Y menudo uno. De fibrosa estructura (en dos grandes bloques más una coda final que conecta con el principio), pormenorizada descripción de personajes y entornos y elegante manejo de los estímulos emocionales Canadá es un novelón capaz, por sí mismo, de sustentar una épica sosegada y una mítica propia. De conectar con las novelas de iniciación a partir de Salinger tanto como con el cine del nuevo Hollywood, el primero, el de finales de los 60, el de Altman y Arthur Penn. Es al mismo tiempo drama familiar y relato de maduración accidentada. La que lleva Berner y especialmente su hermano Dell, hijos de padres atracadores que terminan en la cárcel. A partir de ese hecho traumático, relatado en la primera parte del libro, se da pie a ese retrato de adolescencia truncada y madurez precipitada.

Ford tira de una prosa áspera y precisa, desnuda y, aun así, emocionante y poética. Sobria sin ser rígida, melancólica sin abusar de languidez ni impostura. Un posicionamiento que conecta con pasmosa fluidez el corazón de la historia con el del lector, que sabe transmitir lo agreste de los paisajes y las inclemencias de las vivencias de los protagonistas en un perfecto ejercicio de articulación del género americana aplicado a la literatura. Un viaje que nos lleva de Montana a Canadá a lomos de una historia sobre los lazos familiares, la fragilidad de las estructuras emotivas más básicas y la búsqueda de una nueva estabilidad emocional cuando aquello que debería ser la base de la educación se derrumba precipitadamente.

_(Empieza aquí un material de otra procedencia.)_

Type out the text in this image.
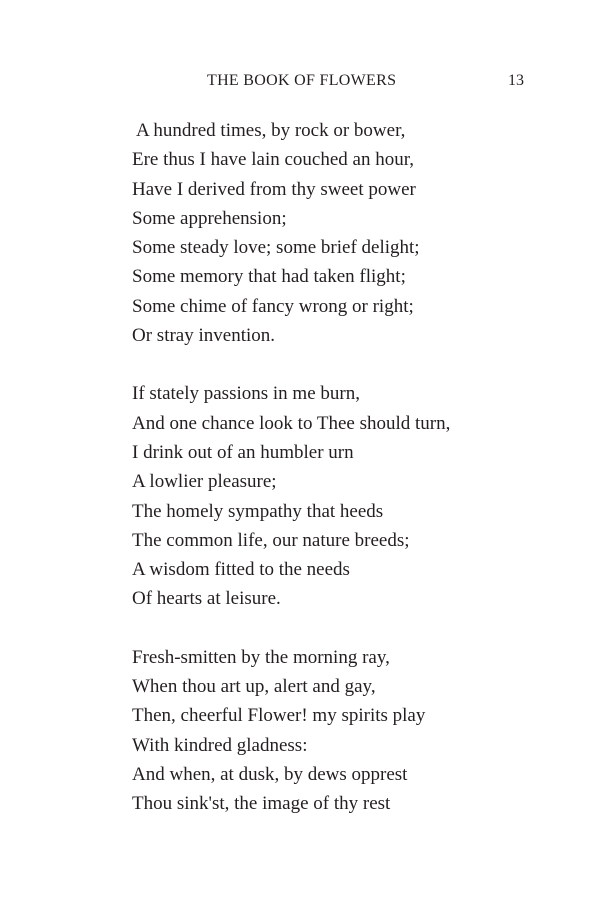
THE BOOK OF FLOWERS	13
A hundred times, by rock or bower,
Ere thus I have lain couched an hour,
Have I derived from thy sweet power
Some apprehension;
Some steady love; some brief delight;
Some memory that had taken flight;
Some chime of fancy wrong or right;
Or stray invention.
If stately passions in me burn,
And one chance look to Thee should turn,
I drink out of an humbler urn
A lowlier pleasure;
The homely sympathy that heeds
The common life, our nature breeds;
A wisdom fitted to the needs
Of hearts at leisure.
Fresh-smitten by the morning ray,
When thou art up, alert and gay,
Then, cheerful Flower! my spirits play
With kindred gladness:
And when, at dusk, by dews opprest
Thou sink'st, the image of thy rest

Inteligente y emocionante, sin dejar claro si debemos decantarnos más por una virtud que por la otra, Canadá es una de las cumbres de la literatura del nuevo siglo. Una confirmación -que no necesitábamos como tal- del talento de una de las personalidades más importantes (a la altura de un Philip Roth, de un Cormac McCarthy) de las letras americanas contemporáneas. Todo halago es poco y, al mismo tiempo, suena hinchado ante tamaña demostración de honestidad literaria y humildad artística.